Twenty years later, in the Almanac of 1892, Burgersdorp had 1,769 people and 777 members (first in the Colony) and Steynsburg 840 and 417 (third after Middelburg). The largest Transvaal church in that year was Rustenburg with 2,245 souls and 988 members and the largest in the Free State Reddersburg with 1,284 and 575 respectively. The move of the Theological School to Potchefstroom at the beginning of 1905 had only a minor effect on the Burgersdorp congregation, because in the Almanac of 1907 this church's number of souls is still given as 1,221 and its membership as 671, compared to Potchefstroom's 1,175 and 570 respectively. In the course of the 20th century, the urbanization of members reduced Burgersdorp's soul count to 729 in 1931 and its membership to 460, and in 1960 to 686 and 481 respectively.
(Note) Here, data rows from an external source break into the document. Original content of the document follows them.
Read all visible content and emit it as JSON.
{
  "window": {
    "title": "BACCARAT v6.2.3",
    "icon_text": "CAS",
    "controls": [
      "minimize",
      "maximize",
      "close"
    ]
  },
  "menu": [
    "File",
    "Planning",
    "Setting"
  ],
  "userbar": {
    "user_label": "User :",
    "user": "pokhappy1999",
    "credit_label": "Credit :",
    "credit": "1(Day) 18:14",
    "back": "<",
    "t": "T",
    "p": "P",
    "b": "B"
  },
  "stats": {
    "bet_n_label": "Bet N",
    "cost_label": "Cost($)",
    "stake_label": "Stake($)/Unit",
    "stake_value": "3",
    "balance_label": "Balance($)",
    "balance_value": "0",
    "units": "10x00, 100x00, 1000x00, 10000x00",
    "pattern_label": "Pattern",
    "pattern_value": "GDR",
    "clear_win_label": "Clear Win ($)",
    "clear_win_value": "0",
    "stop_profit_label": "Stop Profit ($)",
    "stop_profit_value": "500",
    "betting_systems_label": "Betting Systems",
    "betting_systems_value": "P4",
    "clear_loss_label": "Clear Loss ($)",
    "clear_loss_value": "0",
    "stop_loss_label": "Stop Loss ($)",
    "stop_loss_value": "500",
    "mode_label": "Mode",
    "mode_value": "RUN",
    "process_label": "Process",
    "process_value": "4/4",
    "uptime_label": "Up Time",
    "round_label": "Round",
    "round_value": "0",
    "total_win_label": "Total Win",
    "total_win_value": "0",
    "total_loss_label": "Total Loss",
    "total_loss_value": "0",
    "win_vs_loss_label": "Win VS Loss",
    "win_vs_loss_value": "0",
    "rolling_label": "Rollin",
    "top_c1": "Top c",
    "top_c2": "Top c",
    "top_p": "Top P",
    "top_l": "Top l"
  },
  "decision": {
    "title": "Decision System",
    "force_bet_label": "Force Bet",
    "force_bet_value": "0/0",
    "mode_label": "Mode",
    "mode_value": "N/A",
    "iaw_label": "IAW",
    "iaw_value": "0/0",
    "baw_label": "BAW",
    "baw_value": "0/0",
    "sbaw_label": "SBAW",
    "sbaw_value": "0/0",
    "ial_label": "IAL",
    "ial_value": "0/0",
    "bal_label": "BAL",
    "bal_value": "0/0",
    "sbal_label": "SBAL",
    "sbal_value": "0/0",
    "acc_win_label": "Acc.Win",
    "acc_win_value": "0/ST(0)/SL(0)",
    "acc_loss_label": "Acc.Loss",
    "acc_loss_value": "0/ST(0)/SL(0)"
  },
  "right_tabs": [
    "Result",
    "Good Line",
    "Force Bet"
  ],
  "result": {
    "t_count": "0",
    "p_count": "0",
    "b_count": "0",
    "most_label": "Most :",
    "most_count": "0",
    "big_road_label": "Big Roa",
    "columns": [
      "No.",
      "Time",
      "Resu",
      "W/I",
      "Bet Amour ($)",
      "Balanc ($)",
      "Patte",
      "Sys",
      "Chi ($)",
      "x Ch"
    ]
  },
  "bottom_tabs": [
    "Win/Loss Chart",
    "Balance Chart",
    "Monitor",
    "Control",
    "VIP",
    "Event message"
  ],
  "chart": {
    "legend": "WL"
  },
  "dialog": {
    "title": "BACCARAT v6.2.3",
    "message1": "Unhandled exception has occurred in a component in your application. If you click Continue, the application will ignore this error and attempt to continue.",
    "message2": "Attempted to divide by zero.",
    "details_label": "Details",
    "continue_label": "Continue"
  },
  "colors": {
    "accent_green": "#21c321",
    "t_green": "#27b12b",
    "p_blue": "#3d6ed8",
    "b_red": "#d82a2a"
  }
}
In 1998 it was 290 and 210 and in 2002 229 and 170. In the meantime, a university, the PU for CHO, developed from the Theological School in Potchefstroom and over time this town became one of the largest Reformed centres. The congregations on the town's population increased from 1,811 in 1960 to 3,322 in 1998, decreased to 3,049 in 2002 and further to 2,945 in 2015.

== Ministers ==
- Dirk Postma, 1866–1879
- Jan Lion Cachet, 1869–1875
- Petrus Postma, 1880–1882
- Maarten Petrus Albertus Coetsee jr., 1883–1892
- Louis Petrus Vorster, 1893–1905
- Dirk Postma, 1906 – 29 December 1940 (died in office)
- Dr. Stephanus Johannes van der Walt, 1941–1946
- Abraham Liebrecht Aucamp, 1948–1961
- Jacobus Andries Jooste, 1962–1967
- Philippus Cornelius Kruger, 1967–1975
- Jan Jacobus van der Walt, 1975–1976
- Dr. Jan Louis Venter, 1976–1980
- Andries Hendrik Klopper, 1981–1986
- Theunis Johannes Potgieter, 1987–1998
- Dirk Pansegrouw, 1998–2001
- Jan Louis van der Schyff, 2001–2006
- Jasper Dreyer Potgieter, 2006–2008
- Jan Malan, 2009 – 2020
- Van Schaik, Hanno, 23 August 2020 – present
== Sources ==
- Jooste, prof. dr. J.P. 1960. "Oorsig van die geskiedenis van die Gereformeerde Kerk Burgersdorp". In: Die Gereformeerde Kerk, Burgersdorp. Gedenkalbum by geleentheid van die Eeufees 22–24 Januarie 1960. Burgersdorp: Kerkraad van die Gereformeerde kerk.
- Maeder, ds. G.A. en Zinn, Christian. 1917. Ons Kerk Album. Kaapstad: Ons Kerk Album Maatschappij Bpkt.
- Spoelstra, dr. B. 1973. Beknopte kerkgeskiedenis vir katkisasie. Potchefstroom: Pro Rege.
- Venter, ds. A.A. 1958. Almanak van die Gereformeerde Kerk in Suid-Afrika vir die jaar 1959. Potchefstroom: Administratiewe Buro.
- Van der Vyver, dr. G.C.P. (voorsitter: gedenkboekredaksie). 1959. Die Gereformeerde Kerk in Suid-Afrika 1859–1959. Potchefstroom: Deputaatskap vir die Eeufees.
- Visagie, J.D. 1988. Nederduits Gereformeerde Kerk Wolmaransstad 1888–1988. Wolmaransstad: NG Kerkraad.